Милочка, именуемая также Пэт Добс, сообщила ей вдогонку:
– К сожалению, скатов не оказалось.
Корделия остановилась как вкопанная.
– Что? Извини, милочка, я не расслышала. Что ты сказала?
– Скатов сегодня в рыбном магазине не было, продавец сказал, их привозят только по средам, и я вместо этого купила двух отличных камбал.
– Они совсем не похожи на скатов, милочка.
– Ну, раз уж на то пошло, наверное, медузы тебе подошли бы больше.
– А у них были медузы? Удивительно.
– Не было. Точнее, я не видела. И не спрашивала.
– Что ж, – проговорила Корделия, – тогда будь добра, положи эту… рыбу в холодильник. – Голос ее звучал тускло.
– Хорошо.
– Только, разумеется, не в морозильник.
Убирая камбал в холодильник, Пэт Добс тоже бормотала себе под нос, но куда более связно, чем Корделия.

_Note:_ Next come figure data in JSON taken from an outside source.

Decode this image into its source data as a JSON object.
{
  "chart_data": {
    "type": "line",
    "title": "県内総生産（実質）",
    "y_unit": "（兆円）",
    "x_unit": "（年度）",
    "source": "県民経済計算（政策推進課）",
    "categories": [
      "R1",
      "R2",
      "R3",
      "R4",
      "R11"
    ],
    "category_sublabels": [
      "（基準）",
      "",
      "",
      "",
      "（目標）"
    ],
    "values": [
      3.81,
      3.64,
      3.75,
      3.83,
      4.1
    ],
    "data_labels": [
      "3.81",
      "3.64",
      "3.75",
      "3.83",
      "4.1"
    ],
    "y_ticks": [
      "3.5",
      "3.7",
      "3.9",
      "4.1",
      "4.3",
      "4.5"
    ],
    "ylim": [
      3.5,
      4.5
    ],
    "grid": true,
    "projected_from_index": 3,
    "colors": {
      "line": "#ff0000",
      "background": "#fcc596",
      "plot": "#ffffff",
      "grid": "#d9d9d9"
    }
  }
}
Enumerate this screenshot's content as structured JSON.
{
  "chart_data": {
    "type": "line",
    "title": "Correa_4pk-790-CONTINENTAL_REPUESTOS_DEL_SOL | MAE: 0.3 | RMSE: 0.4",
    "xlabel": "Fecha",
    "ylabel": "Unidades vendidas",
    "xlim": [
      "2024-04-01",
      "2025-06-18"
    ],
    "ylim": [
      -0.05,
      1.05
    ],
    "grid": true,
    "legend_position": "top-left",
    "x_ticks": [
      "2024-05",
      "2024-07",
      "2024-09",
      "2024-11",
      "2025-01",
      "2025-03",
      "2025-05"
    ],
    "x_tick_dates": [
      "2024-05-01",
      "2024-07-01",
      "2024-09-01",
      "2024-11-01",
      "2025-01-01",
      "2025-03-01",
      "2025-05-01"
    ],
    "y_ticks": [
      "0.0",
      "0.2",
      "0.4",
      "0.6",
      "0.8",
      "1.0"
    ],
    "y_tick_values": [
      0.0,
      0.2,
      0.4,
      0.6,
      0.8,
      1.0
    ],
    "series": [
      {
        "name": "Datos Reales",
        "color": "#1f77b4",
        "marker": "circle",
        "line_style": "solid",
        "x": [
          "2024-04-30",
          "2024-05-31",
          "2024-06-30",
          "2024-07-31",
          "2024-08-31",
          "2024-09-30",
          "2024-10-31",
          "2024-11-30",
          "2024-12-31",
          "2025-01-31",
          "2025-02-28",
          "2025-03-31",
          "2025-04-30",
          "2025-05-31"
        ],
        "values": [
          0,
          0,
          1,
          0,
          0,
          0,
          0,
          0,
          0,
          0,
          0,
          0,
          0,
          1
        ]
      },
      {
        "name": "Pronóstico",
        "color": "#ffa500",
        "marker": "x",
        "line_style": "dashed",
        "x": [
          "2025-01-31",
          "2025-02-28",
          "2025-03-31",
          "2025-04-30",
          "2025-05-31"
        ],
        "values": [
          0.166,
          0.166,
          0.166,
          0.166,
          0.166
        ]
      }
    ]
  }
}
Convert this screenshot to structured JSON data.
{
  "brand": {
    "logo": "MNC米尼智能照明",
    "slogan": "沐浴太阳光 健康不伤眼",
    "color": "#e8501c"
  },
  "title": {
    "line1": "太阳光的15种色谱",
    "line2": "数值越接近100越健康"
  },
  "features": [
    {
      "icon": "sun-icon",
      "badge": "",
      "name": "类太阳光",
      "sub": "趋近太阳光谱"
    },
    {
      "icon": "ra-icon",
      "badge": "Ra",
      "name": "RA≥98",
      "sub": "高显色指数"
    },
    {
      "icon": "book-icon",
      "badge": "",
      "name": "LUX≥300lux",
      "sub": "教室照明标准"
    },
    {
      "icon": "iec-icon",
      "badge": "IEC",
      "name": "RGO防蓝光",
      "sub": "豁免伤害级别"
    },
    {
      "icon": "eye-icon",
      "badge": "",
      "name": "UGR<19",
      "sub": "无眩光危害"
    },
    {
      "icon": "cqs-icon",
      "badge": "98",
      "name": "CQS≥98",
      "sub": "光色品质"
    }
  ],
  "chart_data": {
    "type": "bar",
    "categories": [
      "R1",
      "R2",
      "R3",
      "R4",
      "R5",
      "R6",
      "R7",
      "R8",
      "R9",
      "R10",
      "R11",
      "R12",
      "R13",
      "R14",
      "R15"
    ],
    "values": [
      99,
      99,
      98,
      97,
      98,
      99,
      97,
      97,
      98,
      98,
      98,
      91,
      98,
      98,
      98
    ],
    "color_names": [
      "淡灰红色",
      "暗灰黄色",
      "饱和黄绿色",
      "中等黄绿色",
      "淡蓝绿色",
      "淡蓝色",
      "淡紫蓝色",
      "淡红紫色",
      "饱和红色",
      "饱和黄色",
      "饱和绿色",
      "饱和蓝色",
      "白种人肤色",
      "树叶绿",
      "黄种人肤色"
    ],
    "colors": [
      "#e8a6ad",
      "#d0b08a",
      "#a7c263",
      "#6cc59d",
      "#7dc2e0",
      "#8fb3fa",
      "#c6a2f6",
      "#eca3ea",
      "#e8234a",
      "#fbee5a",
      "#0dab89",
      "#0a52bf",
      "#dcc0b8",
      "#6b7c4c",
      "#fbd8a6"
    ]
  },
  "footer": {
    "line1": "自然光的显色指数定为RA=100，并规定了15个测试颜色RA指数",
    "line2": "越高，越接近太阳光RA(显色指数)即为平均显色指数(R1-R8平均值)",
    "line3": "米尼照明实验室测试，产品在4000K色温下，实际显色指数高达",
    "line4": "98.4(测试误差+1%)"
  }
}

Когда-то они были соседками, но потом Пэт и Гарри поняли, что этот район для них дороговат, а кроме того, тут живет Корделия. Тем не менее бывшие соседки поддерживали довольно тесные отношения: Корделия – чтобы гонять Пэт по поручениям, брюзжать и говорить ей гадости, Пэт – из угрюмого любопытства. Вернее, так это называл Гарри, когда не употреблял слова «мазохизм», «чертово женское самоотречение» и тому подобное. Впрочем, весь этот набор слов был в общем-то не вполне по делу, если только не считать «мазохизм» синонимом «развлечения». Так уж случилось, что Пэт была сегодня совершенно свободна и даже подумывала, что пора полюбопытствовать, чем там занимается старая кляча Корделия, а ее жалобы на то, что ей сегодня некогда, были лишь одним из способов исторгнуть из этой дурищи очередную порцию хамских словечек. Так, к примеру, Пэт отлично знала, где находится пресловутый рыбный магазин, собственно, она сама же и показала его Корделии пару лет назад. Ох и позабавит она сегодня вечером Гарри, причем рассказ будет украшен периодическими вспышками праведного негодования и проигрыванием на «бис» самых выдающихся фрагментов.

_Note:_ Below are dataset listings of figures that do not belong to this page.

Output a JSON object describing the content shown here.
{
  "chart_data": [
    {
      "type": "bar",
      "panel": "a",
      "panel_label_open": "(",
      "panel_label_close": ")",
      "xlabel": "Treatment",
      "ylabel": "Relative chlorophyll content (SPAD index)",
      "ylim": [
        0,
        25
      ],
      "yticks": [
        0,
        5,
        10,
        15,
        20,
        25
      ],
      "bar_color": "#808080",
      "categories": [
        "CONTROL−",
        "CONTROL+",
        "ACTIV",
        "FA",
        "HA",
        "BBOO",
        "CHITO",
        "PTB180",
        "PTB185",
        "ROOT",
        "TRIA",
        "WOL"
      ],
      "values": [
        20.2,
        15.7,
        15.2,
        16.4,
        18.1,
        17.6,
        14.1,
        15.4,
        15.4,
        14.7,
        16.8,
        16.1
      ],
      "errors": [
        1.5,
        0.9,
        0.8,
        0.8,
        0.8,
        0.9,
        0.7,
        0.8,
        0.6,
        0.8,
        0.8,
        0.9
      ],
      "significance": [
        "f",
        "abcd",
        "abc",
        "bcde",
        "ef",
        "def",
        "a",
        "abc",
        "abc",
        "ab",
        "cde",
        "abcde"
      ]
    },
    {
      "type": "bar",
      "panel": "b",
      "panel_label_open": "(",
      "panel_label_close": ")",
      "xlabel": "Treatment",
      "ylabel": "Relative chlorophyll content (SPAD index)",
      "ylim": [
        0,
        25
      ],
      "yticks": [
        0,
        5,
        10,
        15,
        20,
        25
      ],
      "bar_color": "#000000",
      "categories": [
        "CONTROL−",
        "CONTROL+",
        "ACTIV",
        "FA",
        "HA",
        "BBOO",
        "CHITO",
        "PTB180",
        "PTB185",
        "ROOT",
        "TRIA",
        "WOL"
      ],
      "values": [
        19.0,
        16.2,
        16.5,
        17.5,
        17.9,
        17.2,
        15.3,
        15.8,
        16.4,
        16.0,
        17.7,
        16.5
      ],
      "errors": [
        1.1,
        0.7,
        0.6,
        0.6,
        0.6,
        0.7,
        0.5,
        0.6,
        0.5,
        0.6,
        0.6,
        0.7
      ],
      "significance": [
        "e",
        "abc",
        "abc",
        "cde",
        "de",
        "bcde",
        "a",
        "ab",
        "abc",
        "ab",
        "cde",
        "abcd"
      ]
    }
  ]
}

Один из этих будущих фрагментов, причем далеко не новый по сюжету, ожидал Пэт в гостиной. Впрочем, прежде ей пришлось стерпеть зрелище, о котором она как-то всегда забывала между посещениями, – головоломку, шахматы и кроссворд из «Таймс». Когда-то ее немного задевало, что Корделия ни разу не предложила ей поучаствовать ни в одном из этих занятий, и даже сейчас у нее зачесались руки, когда она увидела, что в кроссворд вписаны всего два слова, да и те коротенькие и в нижнем углу. Корделия, тошнотворно хорошенькая и моложавая со своими браслетами и голубыми глазами, делала вид, что поглощена какой-то книжкой с фотографиями.